Léo Ferré - Extrait du blog de Philippe Sage

Extrait du blog de Philippe Sage

Tu sais, c'était un samedi, je crois. Il faisait beau. J'allais vers le kiosque à journaux.
Celui de cette drôle de place.
D'Aix-en-Provence.
Vraiment, il faisait très beau.
Et puis, tu sais quoi, comme ça, j'aperçois Libération, pleine page; Une qui crevait l'oeil.
En noir et blanc.J'me dis, mais c'est quoi ? On dirait - j'te jure, c'est vrai, j'ai pensé à ça - une statue grecque.
Alors je m'approche, je veux voir, de près, et là, je le reconnais, d'un coup : c'était pas une statue grecque,
vois-tu, non !
C'était Léo. La gueule de Ferré. Il était mort. C'est pour ça. Qu'il faisait la une.
Après je sais plus.
J'ai pris l'antenne.
Je voulais pas être là.
Je voulais foutre le camp, tu comprends ?
Voir la mer; Son "balancement maudit qui vous met le coeur à l'heure".
Je voulais être seul.
Tout seul.
Comme dans cette voiture.
Une R12 TL
Blanche.
A droite, ma soeur. Devant, au volant, mon père. Et, à la place du mort, ma mère.
Et la radio, France Inter, qui crachait les dernières nouvelles.
Et tout d'un coup, tu sais quoi ?
Les nouvelles se sont tues, et un mec a chanté. Et c'était lui. Et moi, je m'envole. Je m'en vais. J'suis plus là.
Je regarde les nuages, ils courent, et j'trouve ça beau, moi, petit garçon, de quoi ? 8 ou 9 ans.
Cette chanson-là, elle m'emmenait si loin, si loin de cette Renault, de ce dimanche un peu triste,
elle m'émerveillait, tu comprends, cette chanson. Et puis, soudain, mon père, ma mère, je sais plus, l'un deux a dit :
"Oh, mais il est pénible, lui, à répéter tout le temps, c'est extra, c'est extra, c'est extra.."
Et hop, zou, fini, plus de radio. Plus de Léo. Plus de nuages. Plus rien. La solitude...

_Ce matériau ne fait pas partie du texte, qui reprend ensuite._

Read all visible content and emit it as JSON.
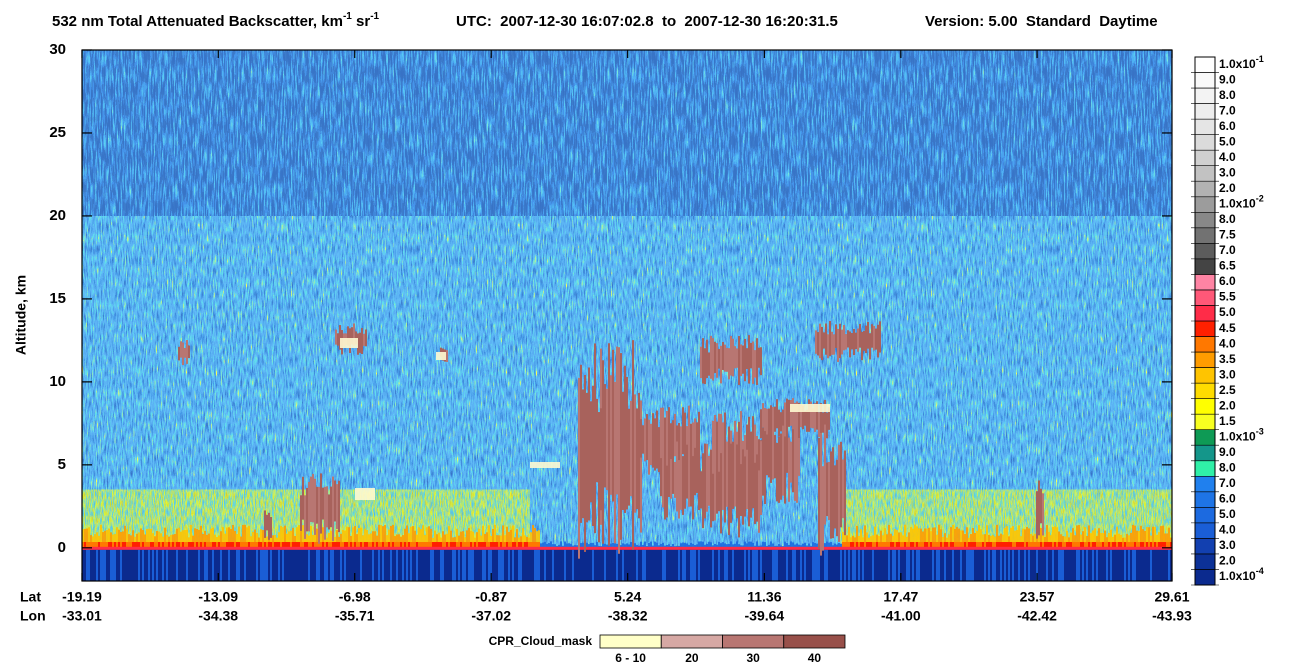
{
  "chart_data": {
    "type": "heatmap",
    "title": "532 nm Total Attenuated Backscatter, km",
    "title_exp1": "-1",
    "title_unit2": " sr",
    "title_exp2": "-1",
    "utc": "UTC:  2007-12-30 16:07:02.8  to  2007-12-30 16:20:31.5",
    "version": "Version: 5.00  Standard  Daytime",
    "ylabel": "Altitude, km",
    "ylim": [
      -2,
      30
    ],
    "yticks": [
      0,
      5,
      10,
      15,
      20,
      25,
      30
    ],
    "xlabel_lat": "Lat",
    "xlabel_lon": "Lon",
    "xlim": [
      -19.19,
      29.61
    ],
    "xticks": [
      -19.19,
      -13.09,
      -6.98,
      -0.87,
      5.24,
      11.36,
      17.47,
      23.57,
      29.61
    ],
    "xticks_lon": [
      -33.01,
      -34.38,
      -35.71,
      -37.02,
      -38.32,
      -39.64,
      {
        "value": -41,
        "label": "-41.00"
      },
      -42.42,
      -43.93
    ],
    "colorbar": [
      {
        "label": "1.0x10",
        "exp": "-4",
        "color": "#0b2a8e"
      },
      {
        "label": "2.0",
        "color": "#0c3197"
      },
      {
        "label": "3.0",
        "color": "#1240b0"
      },
      {
        "label": "4.0",
        "color": "#1a5ed6"
      },
      {
        "label": "5.0",
        "color": "#1c6ae0"
      },
      {
        "label": "6.0",
        "color": "#1e74e6"
      },
      {
        "label": "7.0",
        "color": "#2080ee"
      },
      {
        "label": "8.0",
        "color": "#30f0a8"
      },
      {
        "label": "9.0",
        "color": "#14968a"
      },
      {
        "label": "1.0x10",
        "exp": "-3",
        "color": "#0e9a55"
      },
      {
        "label": "1.5",
        "color": "#f8ff20"
      },
      {
        "label": "2.0",
        "color": "#ffff00"
      },
      {
        "label": "2.5",
        "color": "#ffdc00"
      },
      {
        "label": "3.0",
        "color": "#ffc400"
      },
      {
        "label": "3.5",
        "color": "#ff9c00"
      },
      {
        "label": "4.0",
        "color": "#ff7800"
      },
      {
        "label": "4.5",
        "color": "#ff2000"
      },
      {
        "label": "5.0",
        "color": "#ff2c48"
      },
      {
        "label": "5.5",
        "color": "#ff5878"
      },
      {
        "label": "6.0",
        "color": "#ff84a4"
      },
      {
        "label": "6.5",
        "color": "#444444"
      },
      {
        "label": "7.0",
        "color": "#5c5c5c"
      },
      {
        "label": "7.5",
        "color": "#727272"
      },
      {
        "label": "8.0",
        "color": "#888888"
      },
      {
        "label": "1.0x10",
        "exp": "-2",
        "color": "#9c9c9c"
      },
      {
        "label": "2.0",
        "color": "#b2b2b2"
      },
      {
        "label": "3.0",
        "color": "#c2c2c2"
      },
      {
        "label": "4.0",
        "color": "#d0d0d0"
      },
      {
        "label": "5.0",
        "color": "#dbdbdb"
      },
      {
        "label": "6.0",
        "color": "#e5e5e5"
      },
      {
        "label": "7.0",
        "color": "#ededed"
      },
      {
        "label": "8.0",
        "color": "#f3f3f3"
      },
      {
        "label": "9.0",
        "color": "#f9f9f9"
      },
      {
        "label": "1.0x10",
        "exp": "-1",
        "color": "#ffffff"
      }
    ],
    "cloud_mask_label": "CPR_Cloud_mask",
    "cloud_mask": [
      {
        "label": "6 - 10",
        "color": "#ffffc8"
      },
      {
        "label": "20",
        "color": "#d6a8a4"
      },
      {
        "label": "30",
        "color": "#b87672"
      },
      {
        "label": "40",
        "color": "#98504a"
      }
    ]
  }
}
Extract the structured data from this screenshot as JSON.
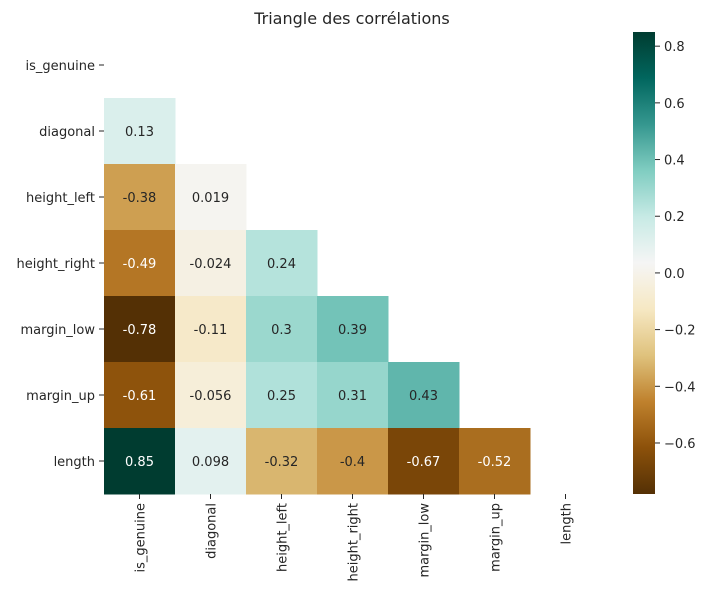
{
  "chart_data": {
    "type": "heatmap",
    "title": "Triangle des corrélations",
    "xlabel": "",
    "ylabel": "",
    "variables": [
      "is_genuine",
      "diagonal",
      "height_left",
      "height_right",
      "margin_low",
      "margin_up",
      "length"
    ],
    "mask": "upper-triangle-including-diagonal",
    "cells": [
      {
        "row": 1,
        "col": 0,
        "value": 0.13,
        "label": "0.13"
      },
      {
        "row": 2,
        "col": 0,
        "value": -0.38,
        "label": "-0.38"
      },
      {
        "row": 2,
        "col": 1,
        "value": 0.019,
        "label": "0.019"
      },
      {
        "row": 3,
        "col": 0,
        "value": -0.49,
        "label": "-0.49"
      },
      {
        "row": 3,
        "col": 1,
        "value": -0.024,
        "label": "-0.024"
      },
      {
        "row": 3,
        "col": 2,
        "value": 0.24,
        "label": "0.24"
      },
      {
        "row": 4,
        "col": 0,
        "value": -0.78,
        "label": "-0.78"
      },
      {
        "row": 4,
        "col": 1,
        "value": -0.11,
        "label": "-0.11"
      },
      {
        "row": 4,
        "col": 2,
        "value": 0.3,
        "label": "0.3"
      },
      {
        "row": 4,
        "col": 3,
        "value": 0.39,
        "label": "0.39"
      },
      {
        "row": 5,
        "col": 0,
        "value": -0.61,
        "label": "-0.61"
      },
      {
        "row": 5,
        "col": 1,
        "value": -0.056,
        "label": "-0.056"
      },
      {
        "row": 5,
        "col": 2,
        "value": 0.25,
        "label": "0.25"
      },
      {
        "row": 5,
        "col": 3,
        "value": 0.31,
        "label": "0.31"
      },
      {
        "row": 5,
        "col": 4,
        "value": 0.43,
        "label": "0.43"
      },
      {
        "row": 6,
        "col": 0,
        "value": 0.85,
        "label": "0.85"
      },
      {
        "row": 6,
        "col": 1,
        "value": 0.098,
        "label": "0.098"
      },
      {
        "row": 6,
        "col": 2,
        "value": -0.32,
        "label": "-0.32"
      },
      {
        "row": 6,
        "col": 3,
        "value": -0.4,
        "label": "-0.4"
      },
      {
        "row": 6,
        "col": 4,
        "value": -0.67,
        "label": "-0.67"
      },
      {
        "row": 6,
        "col": 5,
        "value": -0.52,
        "label": "-0.52"
      }
    ],
    "colorbar": {
      "colormap": "BrBG",
      "vmin": -0.78,
      "vmax": 0.85,
      "ticks": [
        -0.6,
        -0.4,
        -0.2,
        0.0,
        0.2,
        0.4,
        0.6,
        0.8
      ],
      "tick_labels": [
        "−0.6",
        "−0.4",
        "−0.2",
        "0.0",
        "0.2",
        "0.4",
        "0.6",
        "0.8"
      ]
    },
    "grid": false
  }
}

Comme lui, Léo, le Ferré, tu vois, je pensais que "tout le monde, il était musicien". Vraiment, je l'ai pensé.
C'est beau, n'est-ce pas la musique ? Et les mots, qu'on y fout d'sssus. Des mots d'indiens. Des Mohicans.
J'aime ça, moi.
Alors tu sais quoi ?
Un jour, demain, me suis-je dit, je l'aurai rien que pour moi, tout en entier, oui, du début, jusqu'à la fin, Ferré, personne pour le couper, personne pour arrêter la course des nuages, et basta ! Quand j'serai grand. Libre. Seul.
Et puis, Aix-en-Provence, un samedi, vlan ! Merde ! J'l'ai raté ! Maudit blues... A croire qu'on "prend l'bonheur toutjours en retard". Et alors là, sur cette place, la Renault 12 TL blanche, la radio, c'est extra, tout m'est revenu dans la gueule. L'enfance. La solitude. Et tu vois, c'est marrant, j'suis pas de la vierge, j'suis du lion. Ascendant balance "Qu'on soit de la balance ou du lion/ On s'en balance, on est des lions"
n'est-ce pas ? J'sais pas. Moi aussi, tu vois, j'ai vingt ans. Dans quelques jours.

Or donc Léo Ferré. 1969. Campus, émission mythique d'Europe n°1 (4 avril 1968/8 septembre 1972) Version psy. Avec, bien sûr, Michel Lancelot. C'est une rediffusion Europe 2. Et c'est reparti. Les nuages. La mer. Paris. Les filles. Et cette télé, cette putain, que tu dois éteindre, si tu veux être libre, si tu veux penser, tanguer, avec cette fille qu'a vraiment du chien "de la musique au bas des reins".